Inverse Kinematics of a 3R Spatial Manipulator

Question

I want to solve the make a module for the inverse kinematics of a 3R Spatial Manipulator. I am new to Mathematica and cant seem to figure out how to write it. The forward kinematics equations are :

x=cos(a1)*(l2cos(a2)+l3cos(a23))
y=sin(a1)(l2cos(a2)+l3cos(a23))
z=l1+l2sin(a2)+l3sin(a23)

a1,a2,a3 are the angles. l1,l2,l3 are the link lengths a23=a2+a3.. Can anyone please help I would like to avoid using the solve function.
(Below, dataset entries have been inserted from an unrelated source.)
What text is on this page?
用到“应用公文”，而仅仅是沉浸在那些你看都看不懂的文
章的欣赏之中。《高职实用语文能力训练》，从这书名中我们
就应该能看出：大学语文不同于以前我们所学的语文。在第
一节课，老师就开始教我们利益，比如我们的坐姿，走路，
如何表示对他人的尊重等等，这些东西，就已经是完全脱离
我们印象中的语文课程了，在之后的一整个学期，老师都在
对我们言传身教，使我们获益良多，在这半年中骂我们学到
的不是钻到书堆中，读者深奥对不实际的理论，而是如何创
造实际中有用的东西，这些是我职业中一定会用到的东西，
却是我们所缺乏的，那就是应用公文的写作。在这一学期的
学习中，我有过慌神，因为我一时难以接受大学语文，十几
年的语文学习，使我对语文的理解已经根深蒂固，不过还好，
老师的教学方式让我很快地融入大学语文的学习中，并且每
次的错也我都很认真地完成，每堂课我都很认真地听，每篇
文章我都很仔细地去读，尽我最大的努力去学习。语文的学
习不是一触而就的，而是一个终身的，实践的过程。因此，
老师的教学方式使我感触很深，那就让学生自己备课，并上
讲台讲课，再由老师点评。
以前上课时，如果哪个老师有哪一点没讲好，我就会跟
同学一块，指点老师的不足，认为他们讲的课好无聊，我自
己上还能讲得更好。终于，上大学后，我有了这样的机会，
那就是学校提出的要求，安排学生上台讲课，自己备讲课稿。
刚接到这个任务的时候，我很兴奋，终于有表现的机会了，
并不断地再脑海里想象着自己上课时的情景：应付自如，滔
forwardKinematics3R[l1_, l2_, l3_, {θ1_, θ2_, θ3_}, {x_, y_, z_}] := Module[
    {sol}
  , sol = {
        x -> Cos[θ1]*(l2*Cos[θ2] +  l3*Cos[θ2 + θ3])
      , y -> Sin[θ1]*(l2*Cos[θ2] +  l3*Cos[θ2 + θ3])
      , z -> l1 + l2*Sin[θ2] + l3*Sin[θ2 + θ3]
    }
  ; Return[sol];
];

Answer 1

This code grinds out the inverse kinematic equations in analytic form (via Solve[], however):

eq1=x==Cos[a1](l2 Cos[a2]+l3 Cos[a2+a3]);
eq2=y==Sin[a1](l2 Cos[a2]+l3 Cos[a2+a3]);
eq3=z==l1+l2 Sin[a2]+l3 Sin[a2+a3];

(*  Let t=x^2+y^2, then:  *)
eq4=t==(l2 Cos[a2]+l3 Cos[a2+a3])^2;

(*  Now solve Eq.3 and Eq.4 for a2 and a3:  *)
invsol=Solve[{eq3,eq4},{a2,a3}]//Simplify;

invsol//TraditionalForm

(*  Note from Eq.1 and Eq.2 that a1 is just arctan(y/x) 
       (in MMA, ArcTan[x,y])  *)  

It finds four solutions for {a2,a3}, corresponding, I guess to four distinct configuration spaces for the mechanism. The solutions differ only in a couple of pairs of signs, one w.r.t. another. Run time was about two minutes on my desktop. You need to maximize the notebook window to get a good view.